I love that he shows up early every time we fish. I love that Jersey skims holes and sets traps with steady diligence. I love how he takes FaceTime calls from his young son, shows him the trap he’s resetting. I love his optimism.
More than the tripped trap, I love the moment before, the flag held down by the tiny O-ring. I love the simple physics, the harnessed potential. I love the shape of the set trap, too, like half a heart.
I love the moment of recognition: Flag!
I love the way, once called, that word punctuates everything else: meals, conversations, it doesn’t matter. I love the possibilities the word contains. I love yelling it but I love hearing it yelled just as much.
I love the way the flag hovers, a cloth beacon of hope. I love running, the way Jersey and I run, to the first tripped traps of the new year. I love being out of breath in winter clothes. I love how heavy my boots feel those last few yards.
I love the moment before I see the spool. I love the way my mind turns, in that moment.
I love the spool-blur only big fish produce.
I love the direct connection — no rod, no reel. I love the headshakes, the long, finger-burning runs.
I love lifting fish from the darkness, as if the lake has given birth. I love releasing fish, and I love keeping a few white perch for dinner — pan-seared, with a squeeze of lemon juice.
I love the simplicity of jig poles.
I love that salmon hunt just beneath the ice. I love that pike piss off the purists.
I love that in the first photo of me fishing I’m sitting on the floor of an ice shack with my hand stuck in a Cheez-It box.
I love that I only see certain people on the ice, year after year, though I know they live nearby all year round.
I love how voices carry over ice.
I love skillet-seared venison on a Coleman stove.
I love bald eagles waiting for discarded baits.
I love fishless days because we were out there trying.

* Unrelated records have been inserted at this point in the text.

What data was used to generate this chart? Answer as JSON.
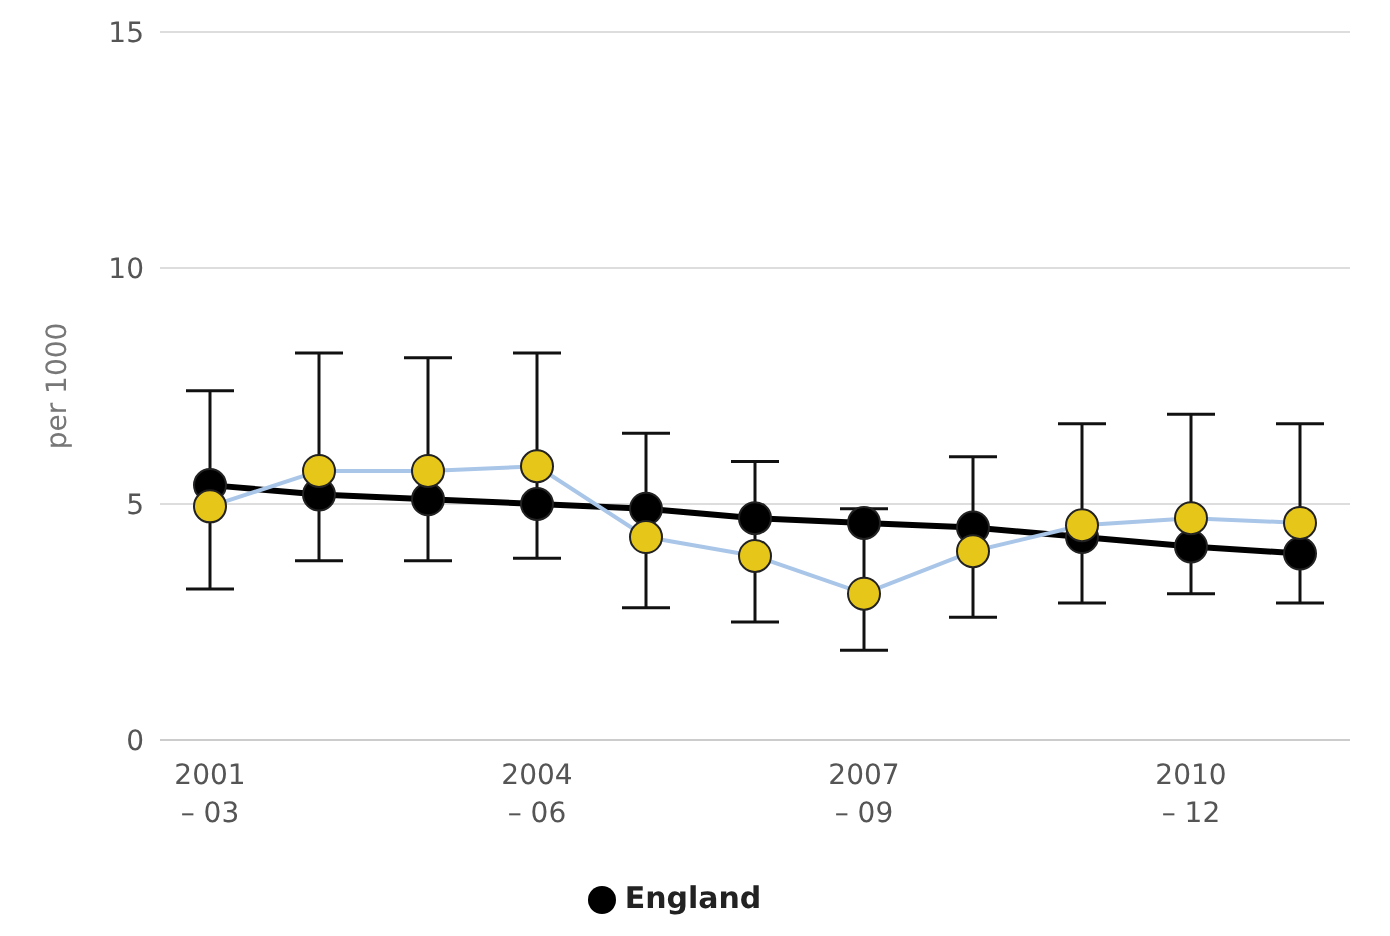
{
  "chart_data": {
    "type": "line",
    "ylabel": "per 1000",
    "categories": [
      "2001\n– 03",
      null,
      null,
      "2004\n– 06",
      null,
      null,
      "2007\n– 09",
      null,
      null,
      "2010\n– 12",
      null
    ],
    "series": [
      {
        "name": "England",
        "color": "#000000",
        "values": [
          5.4,
          5.2,
          5.1,
          5.0,
          4.9,
          4.7,
          4.6,
          4.5,
          4.3,
          4.1,
          3.95
        ]
      },
      {
        "color": "#a9c6e8",
        "colors": [
          "#e6c619",
          "#e6c619",
          "#e6c619",
          "#e6c619",
          "#e6c619",
          "#e6c619",
          "#e6c619",
          "#e6c619",
          "#e6c619",
          "#e6c619",
          "#e6c619"
        ],
        "values": [
          4.95,
          5.7,
          5.7,
          5.8,
          4.3,
          3.9,
          3.1,
          4.0,
          4.55,
          4.7,
          4.6
        ],
        "errors": [
          [
            3.2,
            7.4
          ],
          [
            3.8,
            8.2
          ],
          [
            3.8,
            8.1
          ],
          [
            3.85,
            8.2
          ],
          [
            2.8,
            6.5
          ],
          [
            2.5,
            5.9
          ],
          [
            1.9,
            4.9
          ],
          [
            2.6,
            6.0
          ],
          [
            2.9,
            6.7
          ],
          [
            3.1,
            6.9
          ],
          [
            2.9,
            6.7
          ]
        ]
      }
    ],
    "ylim": [
      0,
      15
    ],
    "yticks": [
      0,
      5,
      10,
      15
    ],
    "grid": "y",
    "legend": "bottom",
    "marker": "circle",
    "line_style": "solid"
  }
}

I love getting into bed, after. I love how quickly I fall asleep, how I wake not having moved all night.
I love the recurring dream I’ve had since I was a boy: ice fishing over an impossibly gnarled tree, which I can see somehow in cross-section, me trying to pull in a fish that’s wrapped itself among the limbs. I love how I always consider diving in but wake before I have the chance. I love knowing I might have another opportunity.

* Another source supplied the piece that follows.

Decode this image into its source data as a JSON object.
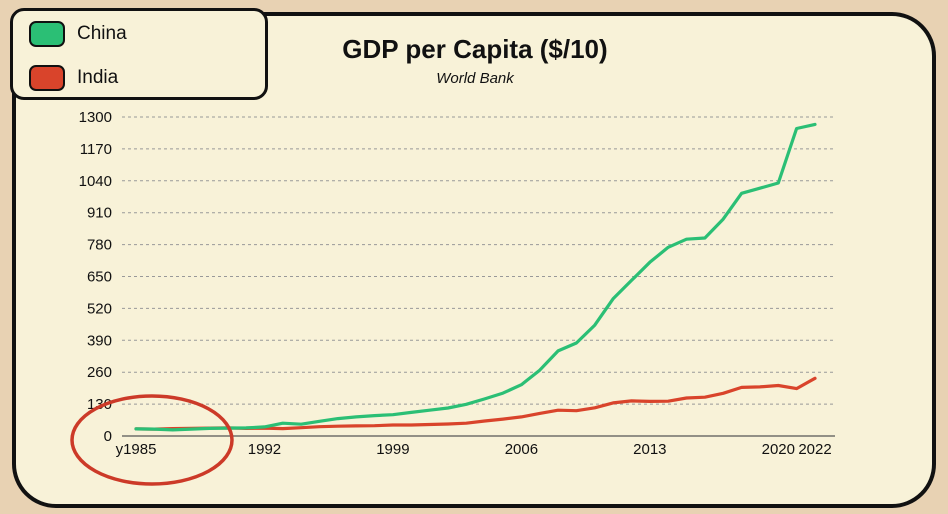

I love the coyote that watched me on Messalonskee Lake. I love that I woke from my nap just as it passed, silently, loved that I wasn’t dreaming at all.

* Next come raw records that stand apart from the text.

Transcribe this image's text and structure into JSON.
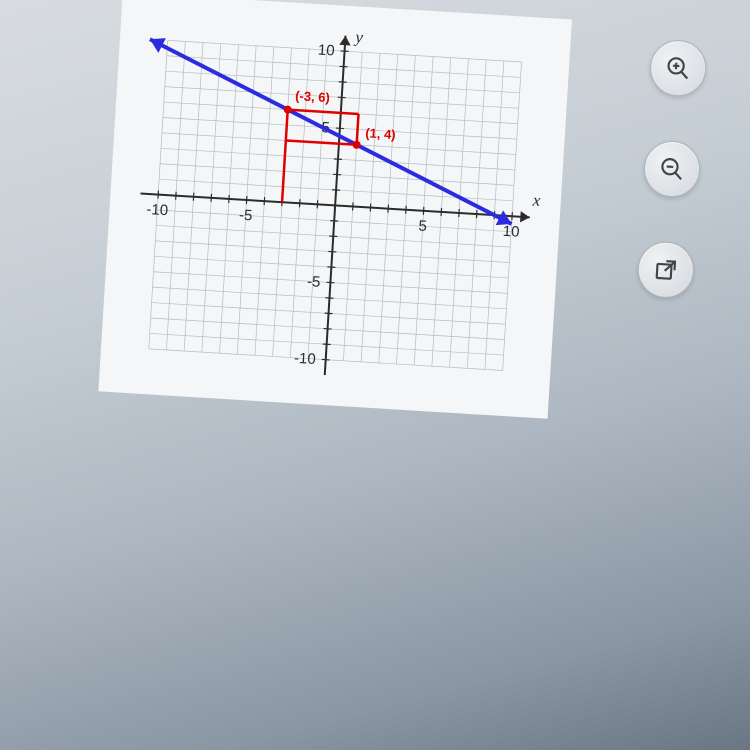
{
  "chart": {
    "type": "line",
    "xlim": [
      -11,
      11
    ],
    "ylim": [
      -11,
      11
    ],
    "tick_major": 5,
    "tick_minor": 1,
    "grid_color": "#b6bcc1",
    "axis_color": "#2b2b2b",
    "background_color": "#f4f6f8",
    "grid_stroke": 0.7,
    "axis_stroke": 2,
    "axis_labels": {
      "x": "x",
      "y": "y"
    },
    "major_ticks_x": [
      -10,
      -5,
      5,
      10
    ],
    "major_ticks_y": [
      -10,
      -5,
      5,
      10
    ],
    "tick_fontsize": 15,
    "line": {
      "color": "#2b2be0",
      "width": 4,
      "arrows_both": true,
      "points_through": [
        [
          -11,
          10
        ],
        [
          10,
          -0.5
        ]
      ]
    },
    "marked_points": [
      {
        "coord": [
          -3,
          6
        ],
        "label": "(-3, 6)",
        "color": "#e00000"
      },
      {
        "coord": [
          1,
          4
        ],
        "label": "(1, 4)",
        "color": "#e00000"
      }
    ],
    "annotation_lines": [
      {
        "from": [
          -3,
          6
        ],
        "to": [
          1,
          6
        ],
        "color": "#e00000",
        "width": 2.5
      },
      {
        "from": [
          1,
          6
        ],
        "to": [
          1,
          4
        ],
        "color": "#e00000",
        "width": 2.5
      },
      {
        "from": [
          -3,
          6
        ],
        "to": [
          -3,
          0
        ],
        "color": "#e00000",
        "width": 2.5
      },
      {
        "from": [
          -3,
          4
        ],
        "to": [
          1,
          4
        ],
        "color": "#e00000",
        "width": 2.5
      }
    ],
    "label_fontsize": 13,
    "label_fontweight": "bold",
    "label_color": "#e00000"
  },
  "controls": {
    "zoom_in": "zoom-in",
    "zoom_out": "zoom-out",
    "popout": "popout"
  }
}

I love the groans lakes make in February, because I’m tired of winter then, too.
I love that Mainers call lake trout togue.
I love footwarmers that last till 4 p.m.
I love fishing on warm March days in a T-shirt.
I love how many weather systems one winter’s day can contain.
I love how most of the time nothing much happens. I love how one flag flying changes everything.
I love that I’ll meet up with Jersey in a couple of weeks if cold weather holds.
I love that he’ll get there before me, will have already gathered his traps and chisel lakeside. I love that I’ll spot him by the light of his headlamp.
I love that we’ll fall in line: one of us chiseling, checking ice thickness, the other dragging a sled full of traps, bait, food. I love that the lake will hold us.
I love that one of us will set the year’s first trap, and one of us will spot the first flag flying.
I love that we’ll drop whatever we’re doing in that moment — and run.